Market players want Rotich to revoke levy

Nairobi Securities Exchange CEO Geoffrey Odundo. FILE PHOTO | NMG

What you need to know:

  • Investment banks, brokers and fund managers have warned the proposed change in the law would likely drive foreign investors.
  • The proposed 0.05 per cent excise duty is to be applied to money transferred by banks, mobile money transfers and other financial service providers for transactions of Sh500,000 and above.
  • It will affect all payments including those to suppliers, direct debits and online transfers, local and foreign currency transfers both within a bank and even remittances beyond borders as well as interbank transactions, securities purchases or sale and other investment activities.

Returns on pension assets and prices of shares on the Nairobi Securities Exchange (NSE) will fall if a proposed law to charge tax on movement of cash in banks is implemented.

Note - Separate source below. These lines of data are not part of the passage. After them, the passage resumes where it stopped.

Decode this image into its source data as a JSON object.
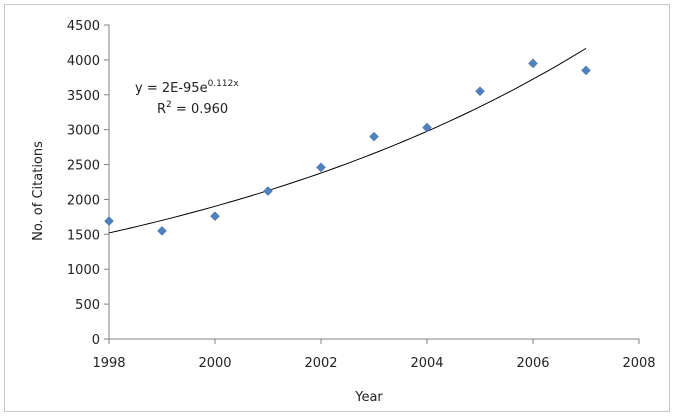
{
  "chart_data": {
    "type": "scatter",
    "xlabel": "Year",
    "ylabel": "No. of Citations",
    "xlim": [
      1998,
      2008
    ],
    "ylim": [
      0,
      4500
    ],
    "x_ticks": [
      "1998",
      "2000",
      "2002",
      "2004",
      "2006",
      "2008"
    ],
    "y_ticks": [
      "0",
      "500",
      "1000",
      "1500",
      "2000",
      "2500",
      "3000",
      "3500",
      "4000",
      "4500"
    ],
    "grid": false,
    "legend": "none",
    "series": [
      {
        "x": [
          1998,
          1999,
          2000,
          2001,
          2002,
          2003,
          2004,
          2005,
          2006,
          2007
        ],
        "y": [
          1690,
          1550,
          1760,
          2120,
          2460,
          2900,
          3030,
          3550,
          3950,
          3850
        ],
        "color": "#4f81bd",
        "marker": "diamond"
      }
    ],
    "trendline": {
      "type": "exponential",
      "color": "#000000",
      "x_range": [
        1998,
        2007
      ],
      "y_start": 1520,
      "growth_rate": 0.112,
      "equation_main": "y = 2E-95e",
      "equation_exponent": "0.112x",
      "r2_prefix": "R",
      "r2_superscript": "2",
      "r2_value": " = 0.960"
    }
  }
}
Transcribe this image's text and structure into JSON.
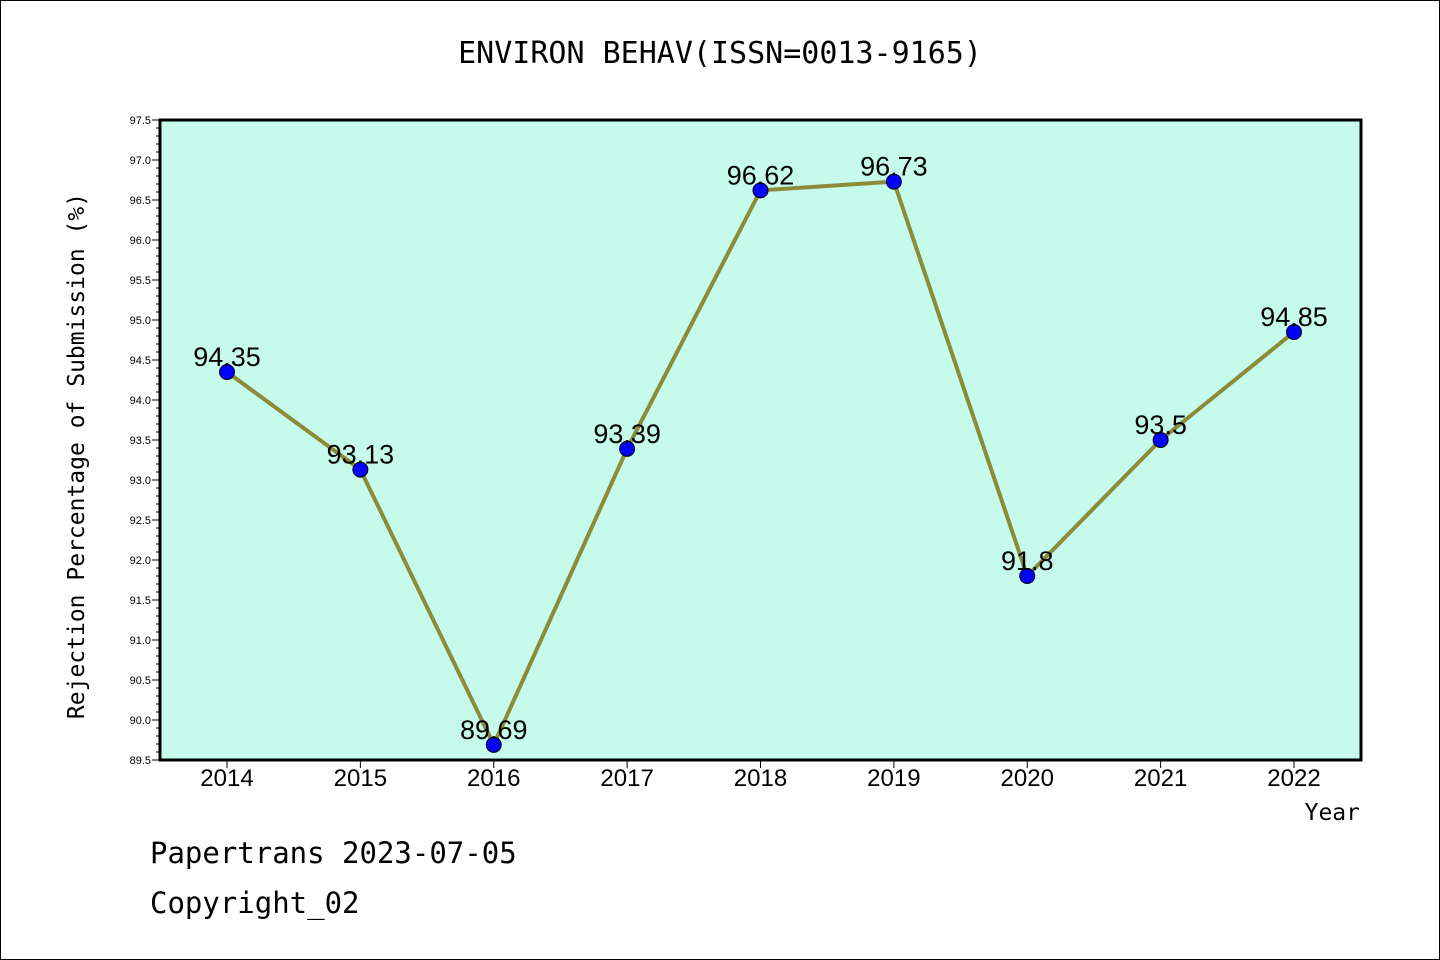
{
  "footer": {
    "line1": "Papertrans 2023-07-05",
    "line2": "Copyright_02"
  },
  "colors": {
    "plot_background": "#c6fbec",
    "line": "#8b8b3a",
    "marker": "#0000ff"
  },
  "chart_data": {
    "type": "line",
    "title": "ENVIRON BEHAV(ISSN=0013-9165)",
    "xlabel": "Year",
    "ylabel": "Rejection Percentage of Submission (%)",
    "categories": [
      "2014",
      "2015",
      "2016",
      "2017",
      "2018",
      "2019",
      "2020",
      "2021",
      "2022"
    ],
    "series": [
      {
        "values": [
          94.35,
          93.13,
          89.69,
          93.39,
          96.62,
          96.73,
          91.8,
          93.5,
          94.85
        ],
        "data_labels": [
          "94.35",
          "93.13",
          "89.69",
          "93.39",
          "96.62",
          "96.73",
          "91.8",
          "93.5",
          "94.85"
        ]
      }
    ],
    "ylim": [
      89.5,
      97.5
    ],
    "yticks": [
      "89.5",
      "90.0",
      "90.5",
      "91.0",
      "91.5",
      "92.0",
      "92.5",
      "93.0",
      "93.5",
      "94.0",
      "94.5",
      "95.0",
      "95.5",
      "96.0",
      "96.5",
      "97.0",
      "97.5"
    ],
    "grid": false,
    "legend": "none"
  }
}
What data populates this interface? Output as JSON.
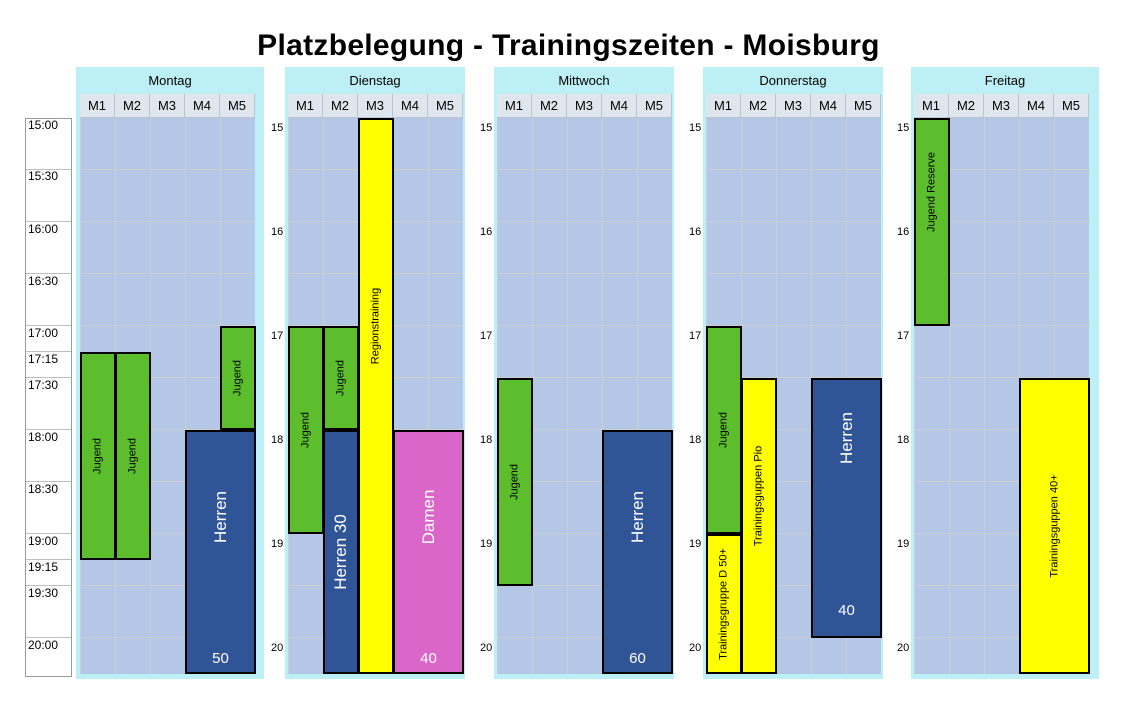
{
  "title": "Platzbelegung - Trainingszeiten - Moisburg",
  "time_labels": [
    "15:00",
    "15:30",
    "16:00",
    "16:30",
    "17:00",
    "17:15",
    "17:30",
    "18:00",
    "18:30",
    "19:00",
    "19:15",
    "19:30",
    "20:00"
  ],
  "fields": [
    "M1",
    "M2",
    "M3",
    "M4",
    "M5"
  ],
  "days": [
    {
      "name": "Montag",
      "hour_labels": [],
      "blocks": [
        {
          "label": "Jugend",
          "num": ""
        },
        {
          "label": "Jugend",
          "num": ""
        },
        {
          "label": "Jugend",
          "num": ""
        },
        {
          "label": "Herren",
          "num": "50"
        }
      ]
    },
    {
      "name": "Dienstag",
      "hour_labels": [
        "15",
        "16",
        "17",
        "18",
        "19",
        "20"
      ],
      "blocks": [
        {
          "label": "Jugend",
          "num": ""
        },
        {
          "label": "Jugend",
          "num": ""
        },
        {
          "label": "Herren 30",
          "num": ""
        },
        {
          "label": "Regionstraining",
          "num": ""
        },
        {
          "label": "Damen",
          "num": "40"
        }
      ]
    },
    {
      "name": "Mittwoch",
      "hour_labels": [
        "15",
        "16",
        "17",
        "18",
        "19",
        "20"
      ],
      "blocks": [
        {
          "label": "Jugend",
          "num": ""
        },
        {
          "label": "Herren",
          "num": "60"
        }
      ]
    },
    {
      "name": "Donnerstag",
      "hour_labels": [
        "15",
        "16",
        "17",
        "18",
        "19",
        "20"
      ],
      "blocks": [
        {
          "label": "Jugend",
          "num": ""
        },
        {
          "label": "Trainingsgruppe D 50+",
          "num": ""
        },
        {
          "label": "Trainingsguppen Pio",
          "num": ""
        },
        {
          "label": "Herren",
          "num": "40"
        }
      ]
    },
    {
      "name": "Freitag",
      "hour_labels": [
        "15",
        "16",
        "17",
        "18",
        "19",
        "20"
      ],
      "blocks": [
        {
          "label": "Jugend Reserve",
          "num": ""
        },
        {
          "label": "Trainingsguppen 40+",
          "num": ""
        }
      ]
    }
  ]
}
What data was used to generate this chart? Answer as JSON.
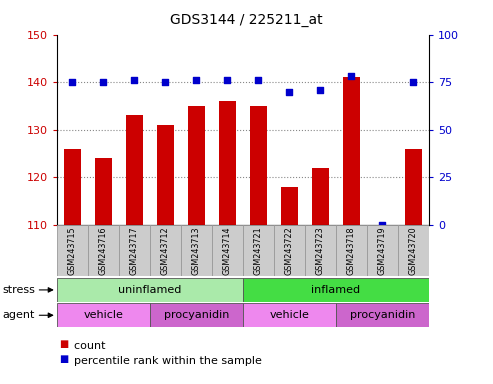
{
  "title": "GDS3144 / 225211_at",
  "samples": [
    "GSM243715",
    "GSM243716",
    "GSM243717",
    "GSM243712",
    "GSM243713",
    "GSM243714",
    "GSM243721",
    "GSM243722",
    "GSM243723",
    "GSM243718",
    "GSM243719",
    "GSM243720"
  ],
  "counts": [
    126,
    124,
    133,
    131,
    135,
    136,
    135,
    118,
    122,
    141,
    110,
    126
  ],
  "percentiles": [
    75,
    75,
    76,
    75,
    76,
    76,
    76,
    70,
    71,
    78,
    0,
    75
  ],
  "bar_color": "#cc0000",
  "dot_color": "#0000cc",
  "ylim_left": [
    110,
    150
  ],
  "ylim_right": [
    0,
    100
  ],
  "yticks_left": [
    110,
    120,
    130,
    140,
    150
  ],
  "yticks_right": [
    0,
    25,
    50,
    75,
    100
  ],
  "stress_labels": [
    {
      "text": "uninflamed",
      "start": 0,
      "end": 6,
      "color": "#aaeaaa"
    },
    {
      "text": "inflamed",
      "start": 6,
      "end": 12,
      "color": "#44dd44"
    }
  ],
  "agent_labels": [
    {
      "text": "vehicle",
      "start": 0,
      "end": 3,
      "color": "#ee88ee"
    },
    {
      "text": "procyanidin",
      "start": 3,
      "end": 6,
      "color": "#cc66cc"
    },
    {
      "text": "vehicle",
      "start": 6,
      "end": 9,
      "color": "#ee88ee"
    },
    {
      "text": "procyanidin",
      "start": 9,
      "end": 12,
      "color": "#cc66cc"
    }
  ],
  "legend_count_color": "#cc0000",
  "legend_dot_color": "#0000cc",
  "grid_color": "#888888",
  "sample_bg_color": "#cccccc",
  "sample_edge_color": "#999999"
}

Investment banks, brokers and fund managers have warned the proposed change in the law would likely drive foreign investors – who contribute an average of 70 per cent of daily turnover – away to the detriment of trading and price discovery at the NSE.

In a letter addressed to the Treasury cabinet secretary Henry Rotich, the financial markets players said there was a high chance that private savings could fall and liquidity in the capital markets shrink.

The joint letter was signed by the NSE chief executive Geoffrey Odundo, chair of the Fund Managers Association Einstein Kihanda, chair of the Association of Collective Investment Schemes Ken Kaniu and CEO of the Kenya Association of Stockbrokers and Investment Banks Willie Njoroge.

“While there were good and noble intentions in introducing the tax…there were certain potential debilitating downstream effects on the economy that this tax is likely to instigate…there will be a significant reduction in liquidity of key capital market assets such as Treasury bills, Treasury bonds and equities,” the letter said.

The proposed 0.05 per cent excise duty is to be applied to money transferred by banks, mobile money transfers and other financial service providers for transactions of Sh500,000 and above.

It will affect all payments including those to suppliers, direct debits and online transfers, local and foreign currency transfers both within a bank and even remittances beyond borders as well as interbank transactions, securities purchases or sale and other investment activities.

They noted the tax would force a reduction in trading and investment activity and reduce institutional and professional investor participation in securities markets.

“Investment funds such as pension funds shall witness reduced trading and investment thereby reducing the returns and depressing the growth in these funds,” the letter added.

“The proposed tax may also result in a high level of attrition of foreign investors to more cost-effective markets which will have an adverse impact to the trading at the NSE given that this segment contributes an average of 70 per cent of daily trading volumes. The resultant effect will be a depressed market and declining market capitalisation,” said the capital market players.